Variable Annuities with Lifetime Income Benefits Offer Strategic Value in Retirement Planning
The market for annuity products continues to grow, but recent research underscores the ongoing relevance of traditional variable annuities (VAs) with lifetime income benefit riders. A white paper by Wade Pfau of The American College, commissioned by Equitable, evaluates when these VAs provide the strongest relative value to retirees. The study highlights how lifetime income benefits function as a financial safeguard, effectively acting as a put option against market downturns by guaranteeing protected income even if account balances are depleted.
Pfau's analysis includes diverse factors such as retirement and issue ages, asset allocations, and spending rates relative to retirement assets. His findings indicate that initiating retirement income through a VA between ages 60 and 70 offers the most substantial relative advantage. Additionally, VAs with a 10-year deferral period before income begins are beneficial for clients starting retirement between ages 60 and 75, supporting the value of purchasing VAs earlier in the accumulation phase for later retirement use.

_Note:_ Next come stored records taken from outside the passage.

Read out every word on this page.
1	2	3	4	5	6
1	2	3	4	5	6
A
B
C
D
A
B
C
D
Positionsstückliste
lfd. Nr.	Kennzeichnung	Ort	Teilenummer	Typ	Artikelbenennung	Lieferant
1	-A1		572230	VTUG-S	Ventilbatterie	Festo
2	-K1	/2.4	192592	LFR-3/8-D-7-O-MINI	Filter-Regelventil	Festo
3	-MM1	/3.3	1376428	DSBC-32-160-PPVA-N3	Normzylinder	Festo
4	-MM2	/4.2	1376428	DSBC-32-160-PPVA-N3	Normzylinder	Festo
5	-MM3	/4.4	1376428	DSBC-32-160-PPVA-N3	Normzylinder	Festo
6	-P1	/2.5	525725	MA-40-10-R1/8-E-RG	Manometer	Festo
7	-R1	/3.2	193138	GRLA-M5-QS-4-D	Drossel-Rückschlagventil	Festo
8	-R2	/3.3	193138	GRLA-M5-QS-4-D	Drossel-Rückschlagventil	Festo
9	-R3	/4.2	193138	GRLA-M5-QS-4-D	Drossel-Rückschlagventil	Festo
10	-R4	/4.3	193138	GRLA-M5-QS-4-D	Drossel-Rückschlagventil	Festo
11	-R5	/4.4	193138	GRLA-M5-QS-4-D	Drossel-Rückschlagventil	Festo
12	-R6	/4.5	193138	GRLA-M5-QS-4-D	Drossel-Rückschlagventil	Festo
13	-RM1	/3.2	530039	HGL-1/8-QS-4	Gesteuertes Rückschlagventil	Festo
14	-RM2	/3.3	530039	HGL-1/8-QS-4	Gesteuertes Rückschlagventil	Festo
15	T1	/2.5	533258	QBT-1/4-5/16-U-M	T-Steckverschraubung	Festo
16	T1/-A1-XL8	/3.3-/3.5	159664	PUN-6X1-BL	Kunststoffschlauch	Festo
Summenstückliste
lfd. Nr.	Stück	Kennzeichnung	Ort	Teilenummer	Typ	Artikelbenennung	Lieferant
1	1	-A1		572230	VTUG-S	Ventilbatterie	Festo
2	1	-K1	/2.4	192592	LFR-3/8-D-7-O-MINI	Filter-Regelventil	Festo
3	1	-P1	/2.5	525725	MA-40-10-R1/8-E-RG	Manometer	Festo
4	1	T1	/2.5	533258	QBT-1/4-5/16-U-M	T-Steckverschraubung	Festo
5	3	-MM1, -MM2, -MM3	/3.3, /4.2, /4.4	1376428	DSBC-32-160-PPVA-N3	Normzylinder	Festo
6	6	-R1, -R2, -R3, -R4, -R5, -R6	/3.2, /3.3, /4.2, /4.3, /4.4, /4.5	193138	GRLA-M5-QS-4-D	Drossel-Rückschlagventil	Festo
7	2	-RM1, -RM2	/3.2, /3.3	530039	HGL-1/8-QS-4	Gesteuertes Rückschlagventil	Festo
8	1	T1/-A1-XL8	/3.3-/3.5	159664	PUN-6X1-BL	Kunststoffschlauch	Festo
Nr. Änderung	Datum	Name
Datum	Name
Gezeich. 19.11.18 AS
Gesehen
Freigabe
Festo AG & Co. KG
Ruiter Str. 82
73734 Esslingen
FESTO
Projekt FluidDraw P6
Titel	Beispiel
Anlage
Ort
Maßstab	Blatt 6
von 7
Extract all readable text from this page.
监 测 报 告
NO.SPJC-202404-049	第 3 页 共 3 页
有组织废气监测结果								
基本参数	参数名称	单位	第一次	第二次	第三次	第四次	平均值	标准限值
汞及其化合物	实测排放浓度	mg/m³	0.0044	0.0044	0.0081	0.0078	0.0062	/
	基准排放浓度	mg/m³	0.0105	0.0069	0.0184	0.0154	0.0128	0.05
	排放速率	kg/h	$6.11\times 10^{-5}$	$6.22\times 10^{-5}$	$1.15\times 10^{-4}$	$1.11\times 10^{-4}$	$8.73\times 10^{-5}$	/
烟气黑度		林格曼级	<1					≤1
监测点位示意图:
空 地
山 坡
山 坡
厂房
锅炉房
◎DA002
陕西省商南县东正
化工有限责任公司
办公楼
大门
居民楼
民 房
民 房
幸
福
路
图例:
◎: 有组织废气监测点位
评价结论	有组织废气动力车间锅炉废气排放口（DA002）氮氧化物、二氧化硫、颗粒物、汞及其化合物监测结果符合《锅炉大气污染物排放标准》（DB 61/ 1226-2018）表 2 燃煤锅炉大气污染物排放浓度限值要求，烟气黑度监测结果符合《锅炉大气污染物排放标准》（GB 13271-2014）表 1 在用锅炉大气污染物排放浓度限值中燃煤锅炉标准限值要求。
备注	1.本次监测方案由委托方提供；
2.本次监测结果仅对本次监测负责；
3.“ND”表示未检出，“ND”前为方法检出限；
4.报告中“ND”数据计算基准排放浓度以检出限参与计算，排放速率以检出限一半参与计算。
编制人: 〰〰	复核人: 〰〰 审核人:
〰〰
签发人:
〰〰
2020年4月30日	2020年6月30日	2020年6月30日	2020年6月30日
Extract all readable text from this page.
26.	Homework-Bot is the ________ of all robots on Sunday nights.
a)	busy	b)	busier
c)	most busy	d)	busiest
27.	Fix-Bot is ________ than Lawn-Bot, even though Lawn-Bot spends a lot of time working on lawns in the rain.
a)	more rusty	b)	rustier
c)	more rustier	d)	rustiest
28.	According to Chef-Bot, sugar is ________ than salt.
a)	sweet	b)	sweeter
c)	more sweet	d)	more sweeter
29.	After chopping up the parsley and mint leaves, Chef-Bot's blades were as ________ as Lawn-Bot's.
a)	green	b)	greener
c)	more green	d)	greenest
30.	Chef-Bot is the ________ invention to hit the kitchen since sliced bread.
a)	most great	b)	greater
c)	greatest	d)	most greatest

An important insight from the research is that annuities can enable greater risk tolerance in investment strategies. Since income is secured against market volatility, retirees may adopt more aggressive asset allocations to seek enhanced growth potential. This flexibility can improve overall retirement outcomes by leveraging market risk premiums while maintaining income stability.
The study also challenges conventional wisdom regarding annuity use across different funding levels. For well-funded retirees, allocating a portion of assets to annuities helps reduce withdrawal pressure on non-annuity investments, potentially increasing legacy accumulation. Conversely, underfunded retirees benefit significantly from the risk pooling feature of annuities, as guaranteed lifetime income continues after other assets are depleted, which enhances retirement security.
Advisors are encouraged to differentiate retirement income planning from preretirement wealth management by emphasizing the importance of risk pooling through annuities. This approach transitions clients from self-managing longevity and market risk to leveraging insurance solutions that stabilize income streams over an uncertain retirement horizon. Equitable's managing director for individual retirement highlights the widespread concern among retirees about outliving assets, advocating for guaranteed lifetime income solutions as a core component of retirement strategies.
Overall, Pfau's research supports variable annuities with lifetime income benefits as a valuable tool in retirement planning that aligns investment flexibility with income protection. This aligns with broader market needs for solutions addressing sequence of returns risk and the unpredictability of retirement longevity, making these annuities a relevant consideration for both advisors and retirees navigating complex retirement landscapes.